# 9.7.1 The centre of percussion

The concept of Centre of Percussion is relevant to many problems in mechanics, not only to violin bows. One very clear example is that it defines the “sweet spot” of a baseball bat or cricket bat. Figure 1 shows a sketch of the situation we are interested in, illustrated with a baseball bat. The bat is pivoted about a point P, and is free to swing in a plane, displaced by an angle $\theta$. The centre of mass G lies a distance $L_{\mathrm{G}}$ from P. The bat has total mass $M$, and its moment of inertia about G is $I_{\mathrm{G}}$. The moment of inertia about P can then be found by the parallel axis theorem:

$$I_{\mathrm{P}}=I_{\mathrm{G}}+ML_{\mathrm{G}}^2. \tag{1}$$

Initially, the bat is hanging vertically at rest. A horizontal impulse $F$ is then applied at a point a distance $x$ from the pivot P. There will in general be an impulsive reaction at the pivot, $R$. We are interested in the angular velocity $\dot{\theta}$ immediately after the impulse: call this $\Omega$.

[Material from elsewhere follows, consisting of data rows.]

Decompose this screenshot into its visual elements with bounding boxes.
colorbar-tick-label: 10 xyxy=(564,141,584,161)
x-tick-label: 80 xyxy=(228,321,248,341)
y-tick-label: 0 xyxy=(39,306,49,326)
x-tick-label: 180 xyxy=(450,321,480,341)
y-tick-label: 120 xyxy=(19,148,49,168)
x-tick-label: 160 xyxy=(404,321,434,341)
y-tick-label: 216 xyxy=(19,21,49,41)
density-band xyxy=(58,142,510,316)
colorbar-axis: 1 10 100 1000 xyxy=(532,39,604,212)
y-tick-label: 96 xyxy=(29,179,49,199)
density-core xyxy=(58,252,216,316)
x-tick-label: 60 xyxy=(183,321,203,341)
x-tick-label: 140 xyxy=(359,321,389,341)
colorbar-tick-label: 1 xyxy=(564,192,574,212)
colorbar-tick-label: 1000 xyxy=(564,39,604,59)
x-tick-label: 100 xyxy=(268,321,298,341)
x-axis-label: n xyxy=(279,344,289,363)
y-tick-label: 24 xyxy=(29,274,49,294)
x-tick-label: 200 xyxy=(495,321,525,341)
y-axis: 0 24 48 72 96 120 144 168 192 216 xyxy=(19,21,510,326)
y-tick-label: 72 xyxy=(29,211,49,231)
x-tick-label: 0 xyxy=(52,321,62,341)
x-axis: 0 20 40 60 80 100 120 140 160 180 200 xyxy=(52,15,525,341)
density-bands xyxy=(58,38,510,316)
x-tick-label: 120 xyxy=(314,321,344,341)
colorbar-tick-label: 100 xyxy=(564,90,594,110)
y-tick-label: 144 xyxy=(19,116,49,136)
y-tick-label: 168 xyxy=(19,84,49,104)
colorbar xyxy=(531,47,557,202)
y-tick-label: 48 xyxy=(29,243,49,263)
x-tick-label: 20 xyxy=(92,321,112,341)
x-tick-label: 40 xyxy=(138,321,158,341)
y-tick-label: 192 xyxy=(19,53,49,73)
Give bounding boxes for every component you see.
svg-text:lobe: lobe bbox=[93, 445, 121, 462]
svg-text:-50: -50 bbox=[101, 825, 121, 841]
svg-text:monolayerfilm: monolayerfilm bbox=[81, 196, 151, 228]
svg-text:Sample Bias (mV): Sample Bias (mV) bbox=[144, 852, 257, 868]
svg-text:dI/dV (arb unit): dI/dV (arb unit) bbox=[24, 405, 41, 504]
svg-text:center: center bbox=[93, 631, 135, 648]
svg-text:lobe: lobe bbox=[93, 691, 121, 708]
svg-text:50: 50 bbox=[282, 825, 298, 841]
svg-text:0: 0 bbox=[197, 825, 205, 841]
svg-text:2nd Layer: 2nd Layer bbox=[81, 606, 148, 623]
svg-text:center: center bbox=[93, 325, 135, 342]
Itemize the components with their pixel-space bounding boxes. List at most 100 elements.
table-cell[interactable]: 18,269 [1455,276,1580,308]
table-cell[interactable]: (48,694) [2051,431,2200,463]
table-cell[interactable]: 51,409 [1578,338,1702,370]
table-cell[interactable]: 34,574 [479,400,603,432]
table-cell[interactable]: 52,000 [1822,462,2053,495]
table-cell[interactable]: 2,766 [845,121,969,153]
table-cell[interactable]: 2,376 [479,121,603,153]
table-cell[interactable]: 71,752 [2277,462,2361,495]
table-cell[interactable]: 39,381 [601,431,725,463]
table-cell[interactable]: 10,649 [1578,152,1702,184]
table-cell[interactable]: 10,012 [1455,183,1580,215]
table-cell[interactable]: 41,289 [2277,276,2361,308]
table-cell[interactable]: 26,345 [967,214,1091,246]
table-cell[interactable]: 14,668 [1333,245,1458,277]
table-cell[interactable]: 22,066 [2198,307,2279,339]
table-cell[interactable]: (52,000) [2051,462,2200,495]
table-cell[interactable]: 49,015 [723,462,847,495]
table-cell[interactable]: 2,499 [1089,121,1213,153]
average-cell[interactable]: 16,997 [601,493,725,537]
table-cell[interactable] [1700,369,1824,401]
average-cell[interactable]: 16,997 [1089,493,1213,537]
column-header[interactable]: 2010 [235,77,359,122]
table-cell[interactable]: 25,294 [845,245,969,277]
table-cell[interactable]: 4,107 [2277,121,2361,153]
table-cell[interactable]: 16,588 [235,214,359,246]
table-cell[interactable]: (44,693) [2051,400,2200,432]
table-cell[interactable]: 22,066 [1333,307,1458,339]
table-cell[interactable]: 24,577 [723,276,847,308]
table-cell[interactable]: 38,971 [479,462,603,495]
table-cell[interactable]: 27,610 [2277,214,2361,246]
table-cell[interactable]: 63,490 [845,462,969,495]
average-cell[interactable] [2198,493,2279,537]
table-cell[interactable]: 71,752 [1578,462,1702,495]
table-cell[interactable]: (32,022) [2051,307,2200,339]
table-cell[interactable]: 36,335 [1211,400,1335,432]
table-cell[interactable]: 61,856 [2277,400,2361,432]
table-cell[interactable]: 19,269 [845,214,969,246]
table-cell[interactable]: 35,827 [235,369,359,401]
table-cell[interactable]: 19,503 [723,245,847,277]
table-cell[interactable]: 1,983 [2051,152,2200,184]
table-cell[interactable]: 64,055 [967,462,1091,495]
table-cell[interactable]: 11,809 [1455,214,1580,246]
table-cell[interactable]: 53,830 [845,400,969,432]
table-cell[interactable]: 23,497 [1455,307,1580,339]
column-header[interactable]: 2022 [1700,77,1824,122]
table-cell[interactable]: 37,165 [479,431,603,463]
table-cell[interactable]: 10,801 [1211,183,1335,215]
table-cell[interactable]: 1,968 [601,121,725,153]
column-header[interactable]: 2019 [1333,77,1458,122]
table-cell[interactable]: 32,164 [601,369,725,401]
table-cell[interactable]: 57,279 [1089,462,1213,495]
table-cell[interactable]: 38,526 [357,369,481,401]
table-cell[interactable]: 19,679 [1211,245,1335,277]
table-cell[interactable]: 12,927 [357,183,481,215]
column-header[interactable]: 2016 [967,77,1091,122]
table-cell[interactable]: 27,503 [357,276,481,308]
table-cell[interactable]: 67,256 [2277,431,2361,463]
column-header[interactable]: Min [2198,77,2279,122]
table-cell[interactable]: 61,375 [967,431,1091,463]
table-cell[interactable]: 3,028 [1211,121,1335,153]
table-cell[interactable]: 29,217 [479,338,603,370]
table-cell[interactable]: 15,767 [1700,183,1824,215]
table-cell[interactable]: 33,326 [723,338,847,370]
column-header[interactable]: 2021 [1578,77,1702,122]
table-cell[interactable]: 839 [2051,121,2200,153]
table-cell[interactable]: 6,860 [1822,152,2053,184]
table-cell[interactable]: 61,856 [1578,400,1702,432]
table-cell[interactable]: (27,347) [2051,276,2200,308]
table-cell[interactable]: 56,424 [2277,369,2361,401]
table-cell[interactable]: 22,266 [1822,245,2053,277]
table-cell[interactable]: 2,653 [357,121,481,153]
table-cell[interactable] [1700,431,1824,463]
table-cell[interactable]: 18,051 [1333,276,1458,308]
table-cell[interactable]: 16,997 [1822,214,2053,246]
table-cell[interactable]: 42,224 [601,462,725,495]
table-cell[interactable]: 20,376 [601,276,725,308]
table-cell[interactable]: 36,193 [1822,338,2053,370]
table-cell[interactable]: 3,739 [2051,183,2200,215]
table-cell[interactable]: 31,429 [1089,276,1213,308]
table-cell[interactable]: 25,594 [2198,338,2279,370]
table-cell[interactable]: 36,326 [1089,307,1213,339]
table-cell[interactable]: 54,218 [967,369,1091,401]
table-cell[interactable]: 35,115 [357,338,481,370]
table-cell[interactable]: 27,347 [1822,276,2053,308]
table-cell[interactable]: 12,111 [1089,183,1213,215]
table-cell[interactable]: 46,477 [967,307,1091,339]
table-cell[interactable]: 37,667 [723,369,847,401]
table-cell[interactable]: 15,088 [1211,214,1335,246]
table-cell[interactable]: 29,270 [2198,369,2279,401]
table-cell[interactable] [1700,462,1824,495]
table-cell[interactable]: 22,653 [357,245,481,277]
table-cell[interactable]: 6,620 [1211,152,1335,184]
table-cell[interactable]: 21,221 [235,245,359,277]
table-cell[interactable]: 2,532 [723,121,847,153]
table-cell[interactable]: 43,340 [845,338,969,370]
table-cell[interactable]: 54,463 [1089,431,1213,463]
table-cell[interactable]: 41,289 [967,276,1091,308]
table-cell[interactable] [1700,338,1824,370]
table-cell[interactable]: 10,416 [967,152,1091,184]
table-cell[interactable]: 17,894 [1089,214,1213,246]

The equation “impulse equals change in momentum” applied to horizontal motion gives

$$F+R=M L_{\mathrm{G}} \Omega \tag{2}$$

since the horizontal velocity of G is $L_{\mathrm{G}} \Omega$ immediately after the impulse. We can also take moments about P, and write down the angular version of the same general equation:

$$Fx=I_{\mathrm{P}} \Omega . \tag{3}$$

Eliminating $\Omega$ between these two equations gives

$$F+R=\frac{ML_{\mathrm{G}}Fx}{I_{\mathrm{P}}} . \tag{4}$$

Now the centre of percussion is defined to be the position $x$ which gives $R=0$. From equation (4), this position is given by

$$x=\frac{I_{\mathrm{P}}F}{ML_{\mathrm{G}}F}=\frac{I_{\mathrm{P}}}{ML_{\mathrm{G}}}. \tag{5}$$

Using equation (1), we can deduce that

$$x=\frac{I_{\mathrm{G}}+ML_{\mathrm{G}}^2}{ML_{\mathrm{G}}} = L_{\mathrm{G}}+\frac{I_{\mathrm{G}}}{ML_{\mathrm{G}}}. \tag{6}$$

Since the final term in this equation is always positive, we see that the centre of percussion is always further from the pivot than G.

For the particular case of a uniform rod of length L, pivoted at one end, we have $L_{\mathrm{G}}=L/2$ and $I_{\mathrm{G}}=ML^2/12$, so that equation (6) gives $x=2L/3$. This tells us roughly where to expect to find the centre of percussion for a violin bow, since the bow stick is not so very different from a uniform rod. With the pivot point at the frog, the extra mass of the frog makes relatively little difference.

If you want to find the centre of percussion experimentally, a direct determination would involve a force sensor to measure the reaction $R$. But there is an easier way, requiring no special equipment (and thus suitable for a bow-maker to use in their workshop). Returning to Fig. 1, we can easily write down the governing equation for free swinging of the bat or bow about P:

$$I_{\mathrm{P}} \ddot{\theta} = -MgL_{\mathrm{G}} \sin\theta \tag{7}$$

where $g$ is the acceleration due to gravity. It follows that

$$\ddot{\theta} =-\frac{g}{x} \sin \theta \tag{8}$$

from equation (5). Now compare this with the corresponding equation for the swinging of a simple pendulum of length $L$, which we saw in section 8.2.1:

$$\ddot{\theta} =-\frac{g}{L} \sin \theta. \tag{9}$$

So $x$ is the length of a simple pendulum which swings in exact synchrony with the object we are interested in. The measurement can thus be done in the way shown in Fig. 2. The bow is hung from the same pivot rod as a simple pendulum made from a heavy object (a steel nut in the picture) and a length of thread. You set the two things swinging and adjust the length of the thread until they swing together. The only pitfall to watch out for is that the vibration described by equations (8,9) is nonlinear: the swing period will get longer when the amplitude is bigger. So the two amplitudes should be kept the same.